After the Russian Revolution, Ella was arrested in 1918 by the Bolsheviks and was sent away to the Urals where she was later joined by five other Romanovs: Grand Duke Sergei Mikhailovich, three sons of Grand Duke Konstantin Konstantinovich: Prince Ioann Konstantinovich, Prince Konstantin Konstantinovich, Prince Igor Konstantinovich, and a son of Grand Duke Paul Alexandrovich: Prince Vladimir Pavlovich Paley. Also in the group were Varvara Yakovleva, a nun from Ella’s convent and Feodor Remez, Grand Duke Sergei Mikhailovich’s secretary. On May 20, 1918, they were all taken to Alapaevsk where they were kept in the Napolnaya School.
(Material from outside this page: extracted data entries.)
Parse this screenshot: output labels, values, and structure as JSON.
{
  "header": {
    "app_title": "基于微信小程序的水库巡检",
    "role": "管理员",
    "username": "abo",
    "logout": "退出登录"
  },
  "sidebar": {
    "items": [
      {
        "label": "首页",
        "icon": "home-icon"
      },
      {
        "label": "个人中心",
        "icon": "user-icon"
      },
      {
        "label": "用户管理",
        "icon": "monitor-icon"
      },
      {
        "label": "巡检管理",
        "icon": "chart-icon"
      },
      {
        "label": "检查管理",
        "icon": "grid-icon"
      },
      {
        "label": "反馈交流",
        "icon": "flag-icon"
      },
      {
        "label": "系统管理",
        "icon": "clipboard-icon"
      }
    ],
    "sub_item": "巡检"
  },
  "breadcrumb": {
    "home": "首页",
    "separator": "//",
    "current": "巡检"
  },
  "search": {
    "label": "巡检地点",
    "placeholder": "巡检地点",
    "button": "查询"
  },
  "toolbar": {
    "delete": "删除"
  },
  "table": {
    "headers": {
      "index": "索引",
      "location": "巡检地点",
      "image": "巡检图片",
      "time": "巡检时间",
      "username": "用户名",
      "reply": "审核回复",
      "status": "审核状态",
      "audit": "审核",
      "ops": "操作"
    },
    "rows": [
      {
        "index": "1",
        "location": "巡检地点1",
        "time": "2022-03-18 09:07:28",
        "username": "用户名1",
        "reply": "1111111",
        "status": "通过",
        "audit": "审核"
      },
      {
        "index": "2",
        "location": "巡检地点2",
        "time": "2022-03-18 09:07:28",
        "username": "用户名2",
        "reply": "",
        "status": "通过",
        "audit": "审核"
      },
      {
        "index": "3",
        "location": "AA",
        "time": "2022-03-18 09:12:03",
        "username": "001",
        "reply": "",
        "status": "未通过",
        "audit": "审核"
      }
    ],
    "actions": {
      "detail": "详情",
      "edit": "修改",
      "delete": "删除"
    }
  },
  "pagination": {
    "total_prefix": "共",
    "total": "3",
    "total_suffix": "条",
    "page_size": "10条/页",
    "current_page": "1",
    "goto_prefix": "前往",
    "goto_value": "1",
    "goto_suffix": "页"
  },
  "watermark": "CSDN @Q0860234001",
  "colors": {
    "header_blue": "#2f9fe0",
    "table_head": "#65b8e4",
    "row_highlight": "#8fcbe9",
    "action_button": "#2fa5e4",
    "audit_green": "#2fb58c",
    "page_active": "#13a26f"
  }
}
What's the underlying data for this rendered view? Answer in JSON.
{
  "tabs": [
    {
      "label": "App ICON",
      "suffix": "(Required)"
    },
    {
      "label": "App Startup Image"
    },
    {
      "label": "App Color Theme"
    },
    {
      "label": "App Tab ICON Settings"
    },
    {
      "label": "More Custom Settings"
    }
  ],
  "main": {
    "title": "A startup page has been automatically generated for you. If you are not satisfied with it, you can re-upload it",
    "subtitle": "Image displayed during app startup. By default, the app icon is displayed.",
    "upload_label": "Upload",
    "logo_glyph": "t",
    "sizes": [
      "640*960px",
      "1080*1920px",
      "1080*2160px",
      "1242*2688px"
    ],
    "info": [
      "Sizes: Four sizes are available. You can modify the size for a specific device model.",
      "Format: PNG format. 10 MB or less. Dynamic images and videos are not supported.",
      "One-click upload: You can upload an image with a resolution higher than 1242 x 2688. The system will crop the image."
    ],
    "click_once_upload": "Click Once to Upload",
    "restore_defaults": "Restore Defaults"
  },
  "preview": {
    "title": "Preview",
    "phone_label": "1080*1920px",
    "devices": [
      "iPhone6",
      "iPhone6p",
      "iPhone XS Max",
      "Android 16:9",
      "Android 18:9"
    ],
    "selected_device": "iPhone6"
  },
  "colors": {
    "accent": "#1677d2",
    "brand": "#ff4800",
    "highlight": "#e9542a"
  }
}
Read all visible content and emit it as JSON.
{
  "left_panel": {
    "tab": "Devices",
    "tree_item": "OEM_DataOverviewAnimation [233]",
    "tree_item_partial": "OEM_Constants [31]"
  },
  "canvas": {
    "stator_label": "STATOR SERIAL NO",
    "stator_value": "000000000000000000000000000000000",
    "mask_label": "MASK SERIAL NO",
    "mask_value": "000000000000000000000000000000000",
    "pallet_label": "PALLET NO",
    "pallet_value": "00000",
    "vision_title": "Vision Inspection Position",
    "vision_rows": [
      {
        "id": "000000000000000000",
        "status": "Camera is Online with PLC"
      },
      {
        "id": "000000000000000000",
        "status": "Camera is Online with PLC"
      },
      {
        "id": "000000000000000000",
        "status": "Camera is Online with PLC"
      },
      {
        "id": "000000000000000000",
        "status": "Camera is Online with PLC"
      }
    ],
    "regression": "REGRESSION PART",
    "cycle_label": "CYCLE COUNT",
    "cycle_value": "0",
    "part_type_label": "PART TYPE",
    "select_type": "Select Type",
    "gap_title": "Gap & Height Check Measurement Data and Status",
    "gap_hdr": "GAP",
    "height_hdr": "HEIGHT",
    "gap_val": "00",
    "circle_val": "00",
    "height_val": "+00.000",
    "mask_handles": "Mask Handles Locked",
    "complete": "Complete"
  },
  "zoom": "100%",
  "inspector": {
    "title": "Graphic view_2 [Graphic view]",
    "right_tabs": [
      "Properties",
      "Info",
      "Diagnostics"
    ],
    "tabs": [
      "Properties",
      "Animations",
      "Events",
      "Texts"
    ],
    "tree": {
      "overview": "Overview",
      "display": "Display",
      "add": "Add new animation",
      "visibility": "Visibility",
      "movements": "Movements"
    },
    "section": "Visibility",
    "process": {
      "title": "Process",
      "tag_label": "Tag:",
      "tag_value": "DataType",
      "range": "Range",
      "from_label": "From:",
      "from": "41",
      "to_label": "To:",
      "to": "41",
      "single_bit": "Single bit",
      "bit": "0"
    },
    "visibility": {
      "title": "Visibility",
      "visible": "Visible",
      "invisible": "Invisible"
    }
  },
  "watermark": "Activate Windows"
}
On July 18, 1918, the day after the shooting of Tsar Nicholas II and his family, Ella and all of the people with her were thrown down a mineshaft near Alapayevsk by the Bolsheviks. All except Grand Duke Sergei Mikhailovich survived the fall. Hand-grenades were thrown down after them killing Grand Duke Sergei Mikhailovich’s secretary, Feodor Remez. According to the personal account of Vassili Ryabov, one of the killers, the singing of hymns was heard after the grenade explosions. Ryabov threw another grenade into the mine-shaft, but the singing continued. Finally, wood and brush were set on fire and thrown into the mine-shaft.
Romanovs killed with Grand Duchess Elizabeth Feodorovna who was 53 years old when she died; All photos from Wikipedia
Three months later, White Army soldiers found the remains of the victims. Ella’s remains eventually were interred at the St. Mary Magdalene Convent on the Mount of Olives in Jerusalem along with the remains of her fellow nun Varvara Yakovleva. Princess Alice of Battenberg, the mother of Prince Philip, Duke of Edinburgh, and the niece of Ella, asked to be buried with her aunt. Princess Alice had founded a nursing order of Greek Orthodox nuns, the Christian Sisterhood of Martha and Mary, which was modeled after her aunt’s order of nuns. When Princess Alice died in 1969, she was interred at St George’s Chapel, Windsor Castle, but her remains were transferred to St. Mary Magdalene Convent in 1988.
Ella was canonized as a saint by the Russian Orthodox Church Outside of Russia in 1981, and in 1992 by the Moscow Patriarchate as New Martyr Elizabeth. She is one of the ten 20th-century martyrs depicted in statues above the Great West Door of Westminster Abbey in London, England. Ella’s convent was closed in 1920 during the Soviet regime, but the convent was re-opened in 1994 and the sisters there continue doing the work Ella started.